Saturday 14 July 2007

Exclusion and Embrace – V

Volf carefully teases out the challenges of seeking justice in this age, and in so doing establishes the necessary injustice of all human attempts at justice. However, he does not deny the necessity of this 'unjust justice' in a world of violence and evil, but argues that, "There can be no justice without the will to embrace".

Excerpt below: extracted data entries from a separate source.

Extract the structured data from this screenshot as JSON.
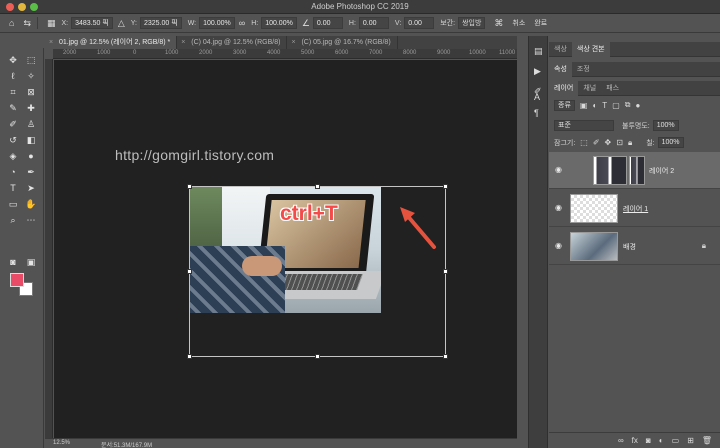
{
  "window": {
    "title": "Adobe Photoshop CC 2019"
  },
  "options_bar": {
    "x_label": "X:",
    "x_value": "3483.50 픽",
    "y_label": "Y:",
    "y_value": "2325.00 픽",
    "w_label": "W:",
    "w_value": "100.00%",
    "h_label": "H:",
    "h_value": "100.00%",
    "angle_value": "0.00",
    "hskew_label": "H:",
    "hskew_value": "0.00",
    "vskew_label": "V:",
    "vskew_value": "0.00",
    "interp_label": "보간:",
    "interp_value": "쌍입방",
    "cancel_label": "취소",
    "commit_label": "완료"
  },
  "tabs": [
    {
      "label": "01.jpg @ 12.5% (레이어 2, RGB/8) *",
      "active": true
    },
    {
      "label": "(C) 04.jpg @ 12.5% (RGB/8)",
      "active": false
    },
    {
      "label": "(C) 05.jpg @ 16.7% (RGB/8)",
      "active": false
    }
  ],
  "ruler": {
    "h_ticks": [
      "2000",
      "1000",
      "0",
      "1000",
      "2000",
      "3000",
      "4000",
      "5000",
      "6000",
      "7000",
      "8000",
      "9000",
      "10000",
      "11000"
    ]
  },
  "canvas": {
    "watermark": "http://gomgirl.tistory.com",
    "overlay_text": "ctrl+T"
  },
  "status": {
    "zoom": "12.5%",
    "doc": "문서:51.3M/167.9M"
  },
  "panel": {
    "top_tabs": [
      "색상",
      "색상 견본"
    ],
    "mid_tabs": [
      "속성",
      "조정"
    ],
    "layer_tabs": [
      "레이어",
      "채널",
      "패스"
    ],
    "kind_filter": "종류",
    "blend_mode": "표준",
    "opacity_label": "불투명도:",
    "opacity_value": "100%",
    "lock_label": "잠그기:",
    "fill_label": "칠:",
    "fill_value": "100%",
    "layers": [
      {
        "name": "레이어 2",
        "selected": true
      },
      {
        "name": "레이어 1",
        "selected": false
      },
      {
        "name": "배경",
        "selected": false
      }
    ]
  },
  "colors": {
    "foreground": "#ea4b67",
    "background": "#ffffff",
    "accent_arrow": "#e5533f"
  }
}
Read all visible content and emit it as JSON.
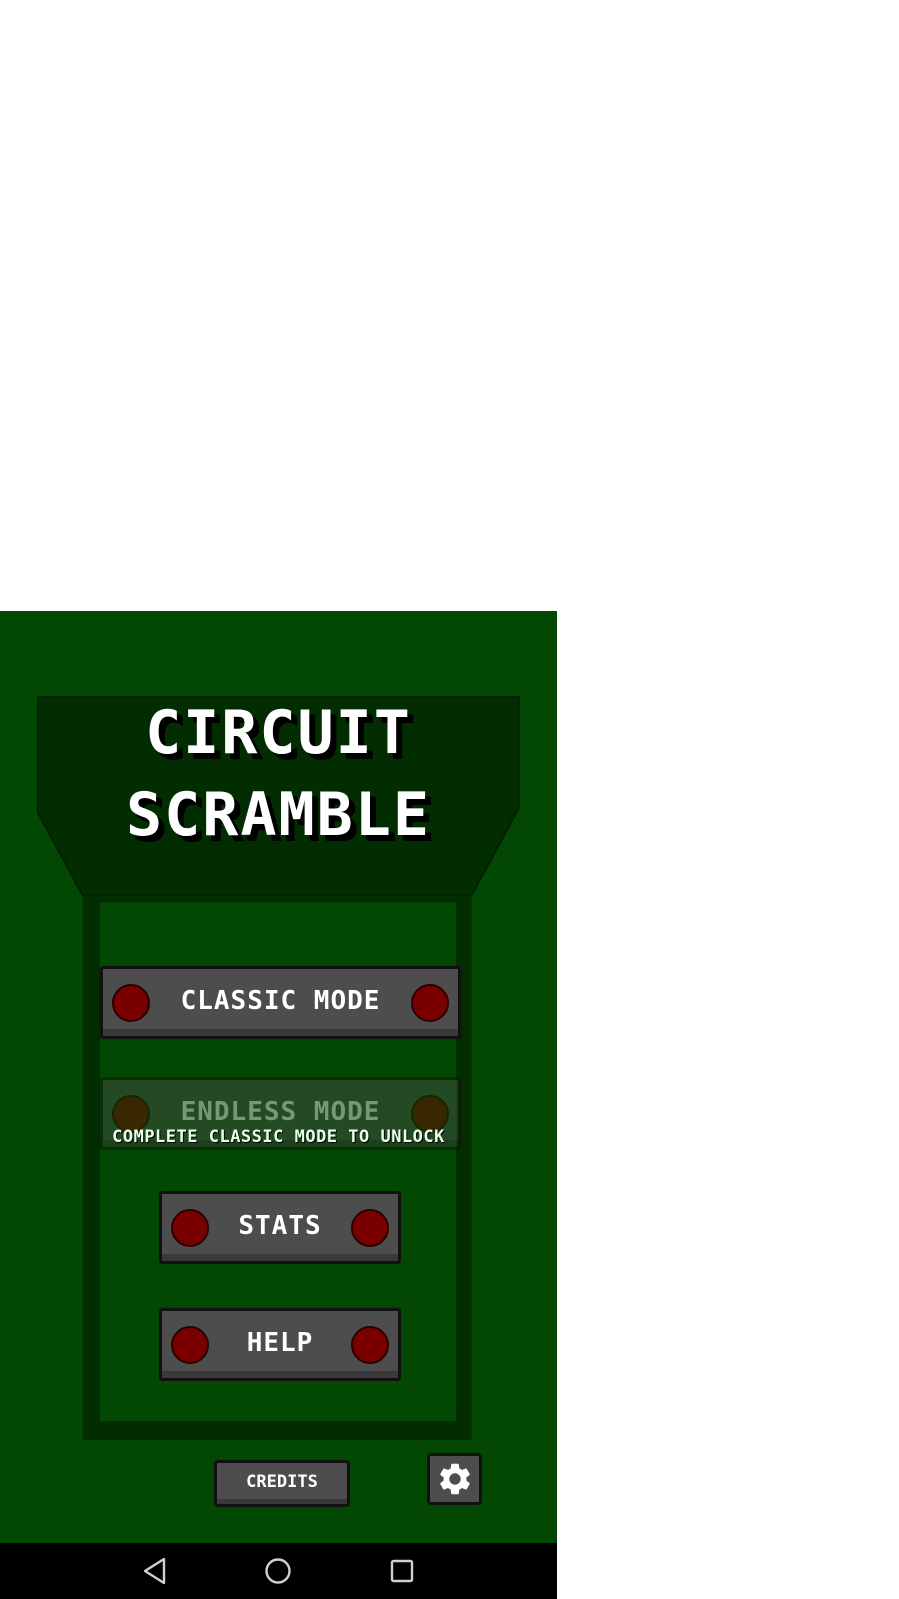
{
  "title": {
    "line1": "CIRCUIT",
    "line2": "SCRAMBLE"
  },
  "menu": {
    "classic_label": "CLASSIC MODE",
    "endless_label": "ENDLESS MODE",
    "endless_locked": true,
    "unlock_note": "COMPLETE CLASSIC MODE TO UNLOCK",
    "stats_label": "STATS",
    "help_label": "HELP",
    "credits_label": "CREDITS",
    "settings_icon": "gear-icon"
  },
  "navbar": {
    "back_icon": "back-triangle-icon",
    "home_icon": "home-circle-icon",
    "recents_icon": "recents-square-icon"
  },
  "colors": {
    "background_green": "#024802",
    "bezel_dark_green": "#012a01",
    "button_gray": "#4d4d4d",
    "led_red": "#7a0000"
  }
}
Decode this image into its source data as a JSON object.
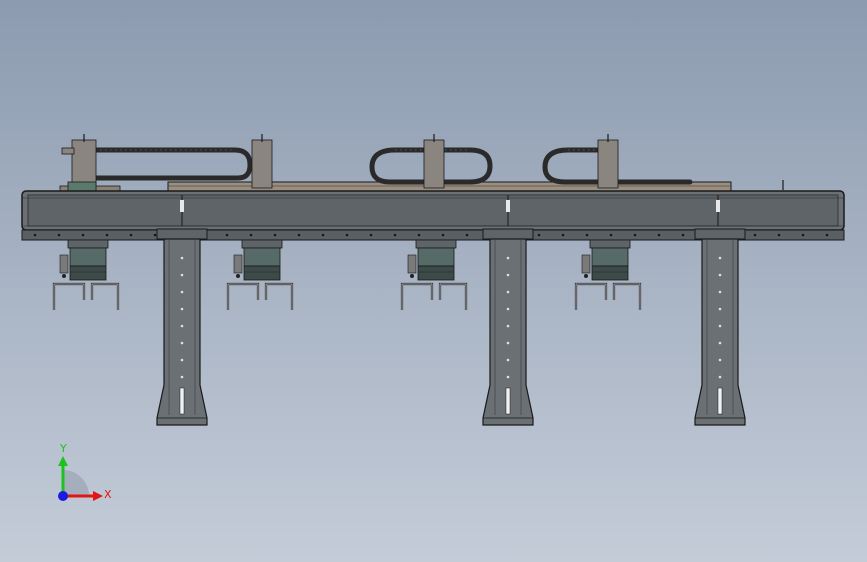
{
  "viewport": {
    "background_top": "#8c9bb0",
    "background_bottom": "#c4ccd8"
  },
  "model": {
    "frame_color": "#5f6468",
    "outline_color": "#1a1a1a",
    "beam_color": "#6b7074",
    "gripper_color": "#566b68",
    "chain_color": "#2a2a2a",
    "rail_color": "#9a8e80"
  },
  "triad": {
    "x_label": "X",
    "y_label": "Y",
    "x_color": "#e01515",
    "y_color": "#1ec21e",
    "z_color": "#1a1ae0"
  }
}
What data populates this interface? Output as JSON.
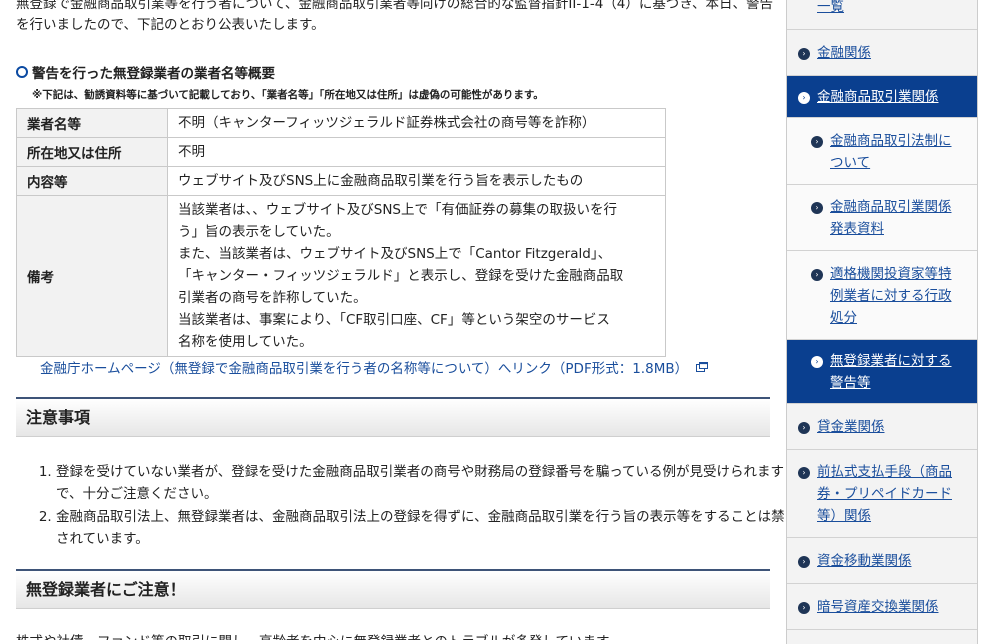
{
  "intro_text": "無登録で金融商品取引業等を行う者について、金融商品取引業者等向けの総合的な監督指針II-1-4（4）に基づき、本日、警告を行いましたので、下記のとおり公表いたします。",
  "section_title": "警告を行った無登録業者の業者名等概要",
  "section_note": "※下記は、勧誘資料等に基づいて記載しており、「業者名等」「所在地又は住所」は虚偽の可能性があります。",
  "table": {
    "rows": [
      {
        "label": "業者名等",
        "lines": [
          "不明（キャンターフィッツジェラルド証券株式会社の商号等を詐称）"
        ]
      },
      {
        "label": "所在地又は住所",
        "lines": [
          "不明"
        ]
      },
      {
        "label": "内容等",
        "lines": [
          "ウェブサイト及びSNS上に金融商品取引業を行う旨を表示したもの"
        ]
      },
      {
        "label": "備考",
        "lines": [
          "当該業者は、、ウェブサイト及びSNS上で「有価証券の募集の取扱いを行",
          "う」旨の表示をしていた。",
          "また、当該業者は、ウェブサイト及びSNS上で「Cantor Fitzgerald」、",
          "「キャンター・フィッツジェラルド」と表示し、登録を受けた金融商品取",
          "引業者の商号を詐称していた。",
          "当該業者は、事案により、「CF取引口座、CF」等という架空のサービス",
          "名称を使用していた。"
        ]
      }
    ]
  },
  "external_link": "金融庁ホームページ（無登録で金融商品取引業を行う者の名称等について）へリンク（PDF形式：1.8MB）",
  "caution": {
    "title": "注意事項",
    "items": [
      "登録を受けていない業者が、登録を受けた金融商品取引業者の商号や財務局の登録番号を騙っている例が見受けられますので、十分ご注意ください。",
      "金融商品取引法上、無登録業者は、金融商品取引法上の登録を得ずに、金融商品取引業を行う旨の表示等をすることは禁止されています。"
    ]
  },
  "warning": {
    "title": "無登録業者にご注意！",
    "text": "株式や社債、ファンド等の取引に関し、高齢者を中心に無登録業者とのトラブルが多発しています。"
  },
  "sidebar": {
    "items": [
      {
        "lines": [
          "一覧"
        ],
        "level": 0,
        "active": false
      },
      {
        "lines": [
          "金融関係"
        ],
        "level": 0,
        "active": false
      },
      {
        "lines": [
          "金融商品取引業関係"
        ],
        "level": 0,
        "active": true
      },
      {
        "lines": [
          "金融商品取引法制に",
          "ついて"
        ],
        "level": 1,
        "active": false
      },
      {
        "lines": [
          "金融商品取引業関係",
          "発表資料"
        ],
        "level": 1,
        "active": false
      },
      {
        "lines": [
          "適格機関投資家等特",
          "例業者に対する行政",
          "処分"
        ],
        "level": 1,
        "active": false
      },
      {
        "lines": [
          "無登録業者に対する",
          "警告等"
        ],
        "level": 1,
        "active": true
      },
      {
        "lines": [
          "貸金業関係"
        ],
        "level": 0,
        "active": false
      },
      {
        "lines": [
          "前払式支払手段（商品",
          "券・プリペイドカード",
          "等）関係"
        ],
        "level": 0,
        "active": false
      },
      {
        "lines": [
          "資金移動業関係"
        ],
        "level": 0,
        "active": false
      },
      {
        "lines": [
          "暗号資産交換業関係"
        ],
        "level": 0,
        "active": false
      }
    ]
  }
}
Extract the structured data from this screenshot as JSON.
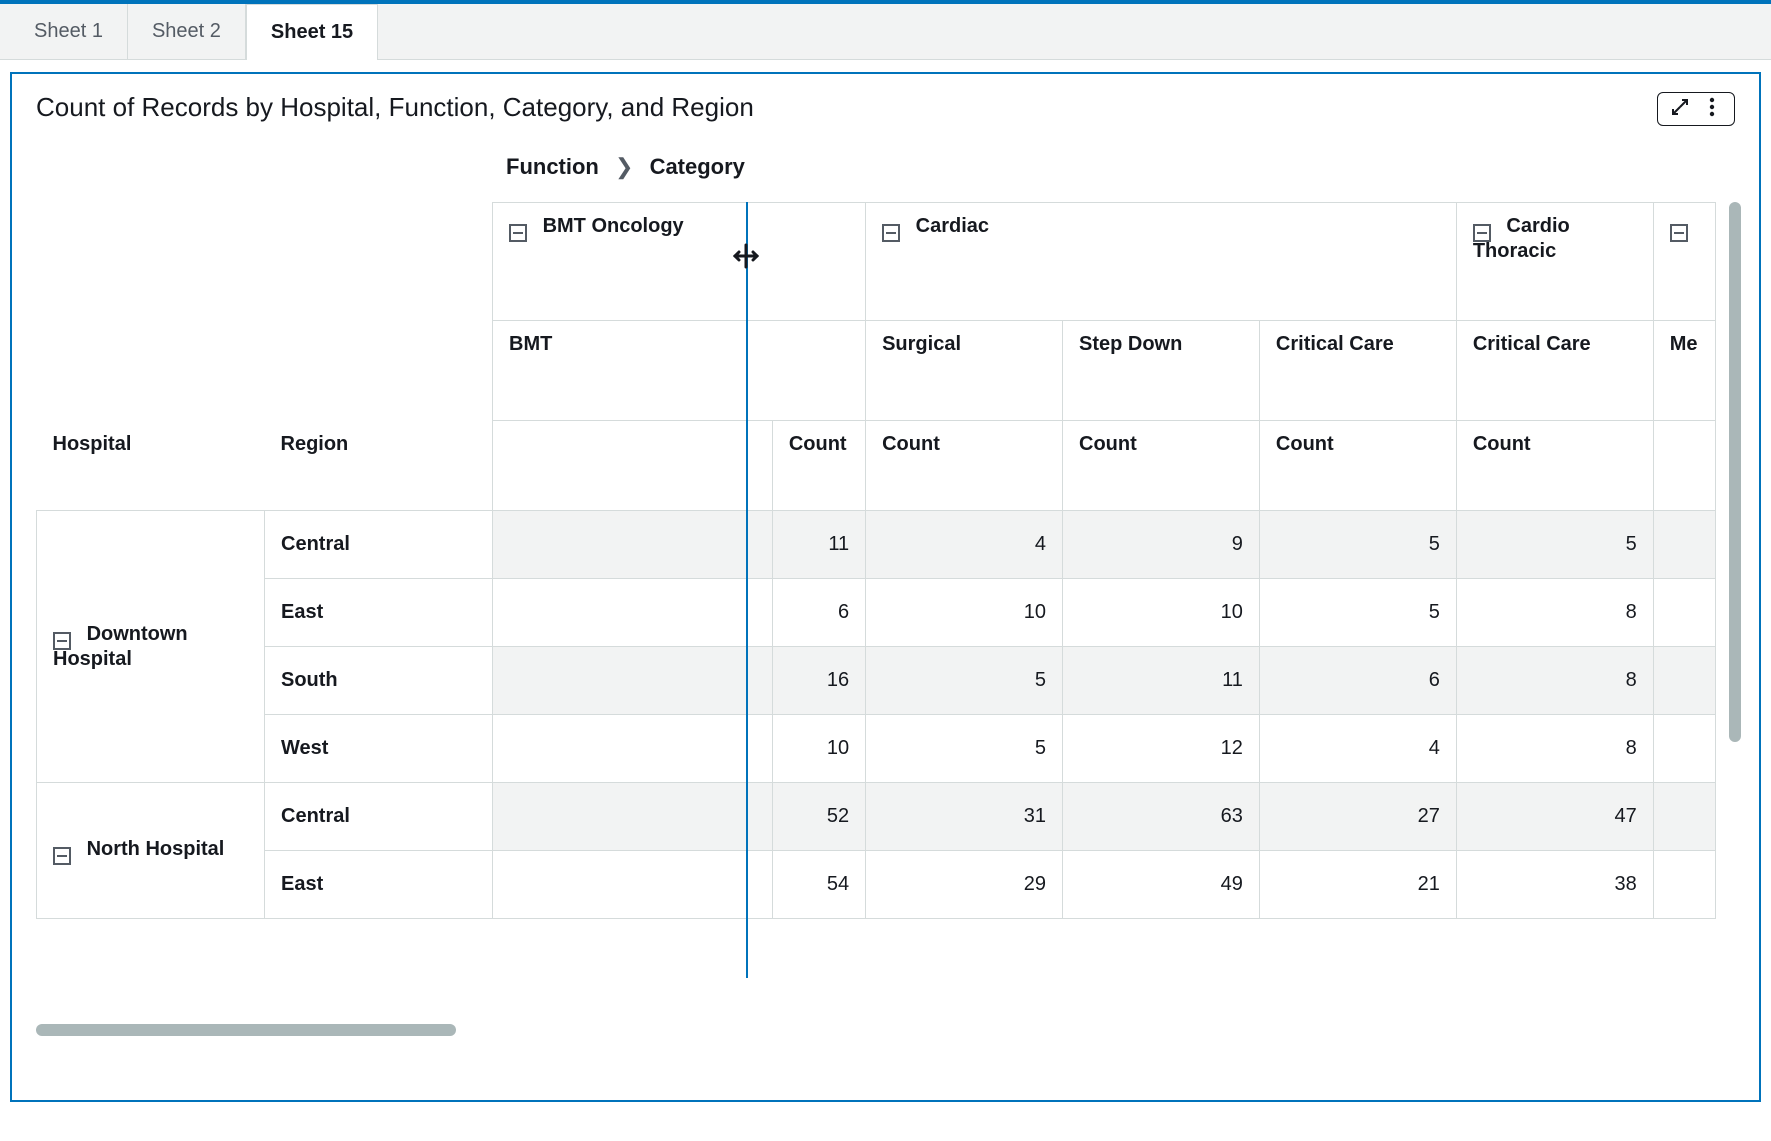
{
  "tabs": [
    "Sheet 1",
    "Sheet 2",
    "Sheet 15"
  ],
  "active_tab": 2,
  "panel": {
    "title": "Count of Records by Hospital, Function, Category, and Region"
  },
  "breadcrumb": {
    "a": "Function",
    "b": "Category"
  },
  "row_axis": {
    "a": "Hospital",
    "b": "Region"
  },
  "col_functions": [
    {
      "label": "BMT Oncology",
      "categories": [
        "BMT"
      ]
    },
    {
      "label": "Cardiac",
      "categories": [
        "Surgical",
        "Step Down",
        "Critical Care"
      ]
    },
    {
      "label": "Cardio Thoracic",
      "categories": [
        "Critical Care",
        "Me"
      ]
    }
  ],
  "metric_label": "Count",
  "rows": [
    {
      "hospital": "Downtown Hospital",
      "regions": [
        {
          "region": "Central",
          "values": [
            11,
            4,
            9,
            5,
            5
          ]
        },
        {
          "region": "East",
          "values": [
            6,
            10,
            10,
            5,
            8
          ]
        },
        {
          "region": "South",
          "values": [
            16,
            5,
            11,
            6,
            8
          ]
        },
        {
          "region": "West",
          "values": [
            10,
            5,
            12,
            4,
            8
          ]
        }
      ]
    },
    {
      "hospital": "North Hospital",
      "regions": [
        {
          "region": "Central",
          "values": [
            52,
            31,
            63,
            27,
            47
          ]
        },
        {
          "region": "East",
          "values": [
            54,
            29,
            49,
            21,
            38
          ]
        }
      ]
    }
  ]
}
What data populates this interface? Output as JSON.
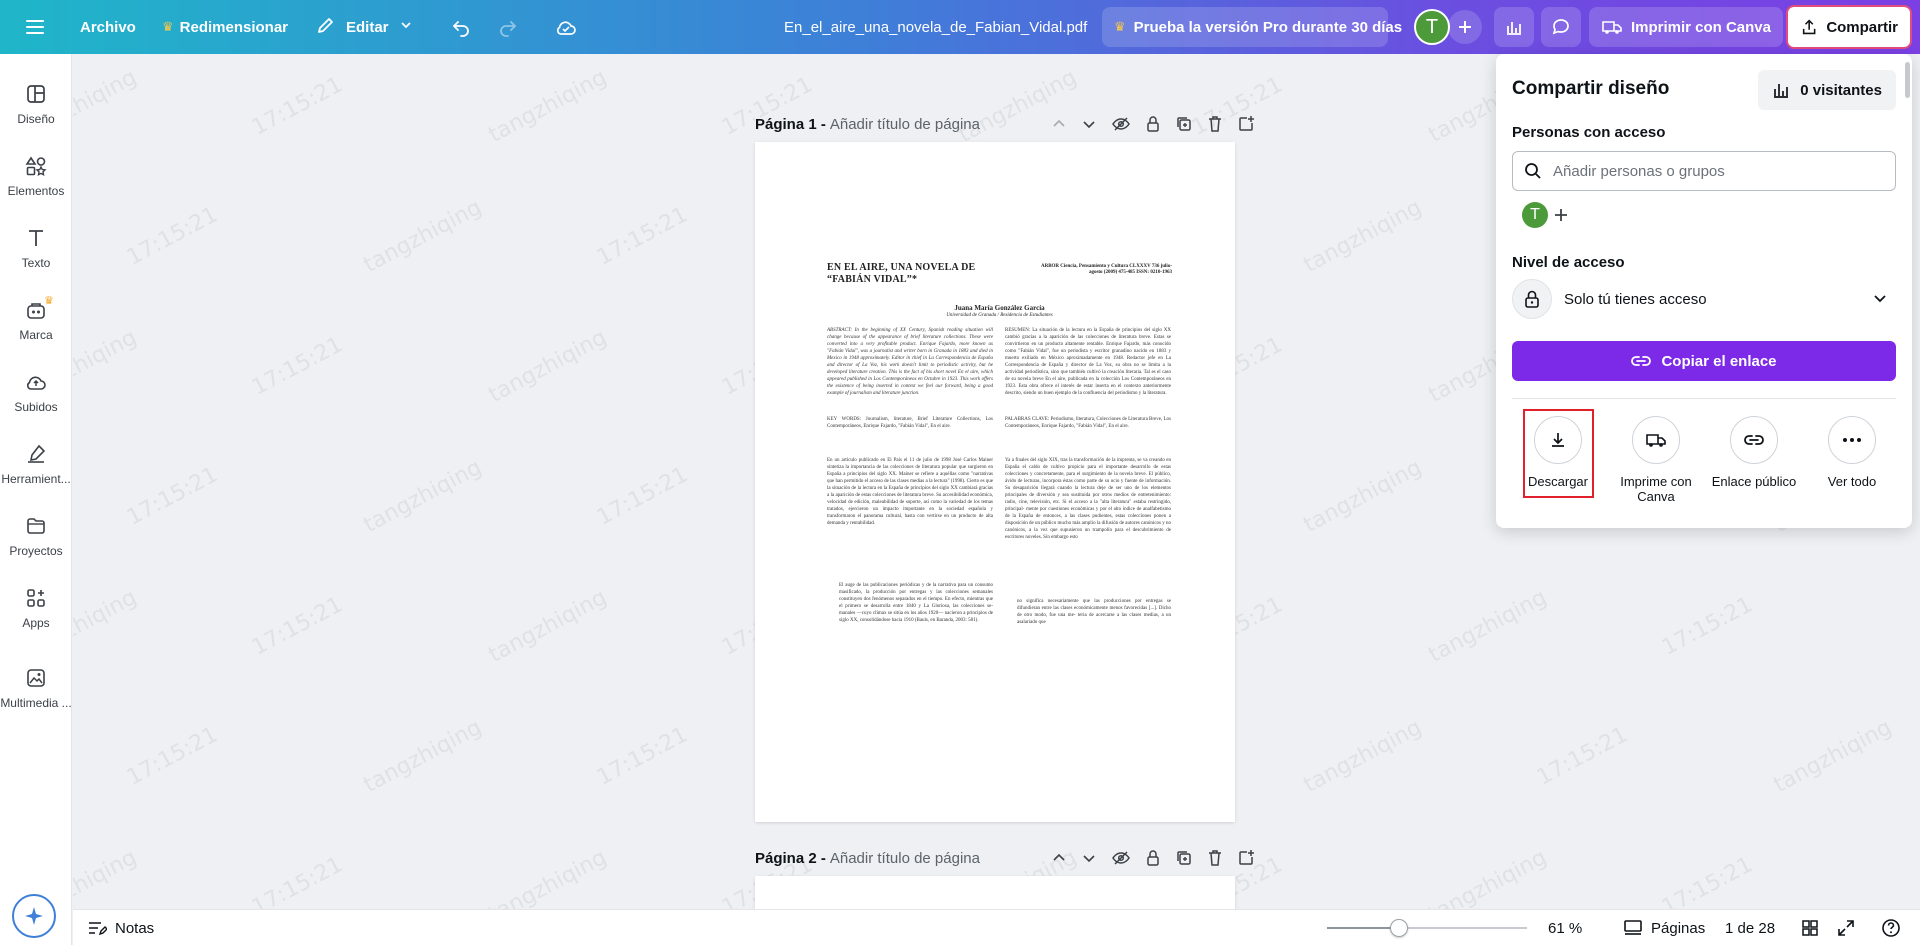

"... to agree on justice you need to make space in yourself for the perspective of the other, and in order to make space, you need to want to embrace the other. If you insist that others do not belong to you and you to them, that their perspective should not muddle yours, you will have your justice and they will have theirs; your justices will clash and there will be no justice between you. The knowledge of justice depends on the will to embrace. The relationship between justice and embrace goes deeper, however. Embrace is part and parcel of the very definition of justice. I am not talking about soft mercy tampering harsh justice, but about love shaping the very content of justice."*

Volf goes on to emphasise that practicing this kind of justice is grounded in the salvation activities of God in which evil is named, restrained and judged but within the context of gracious forgiveness and the eschatological reality of perfect justice in which the justice of this age will be transcended by freedom and love.



*Miroslav Volf. Exclusion and Embrace: A theological exploration of Identity, Otherness and Reconciliation. p220. Abingdon Press, Nashville (1996).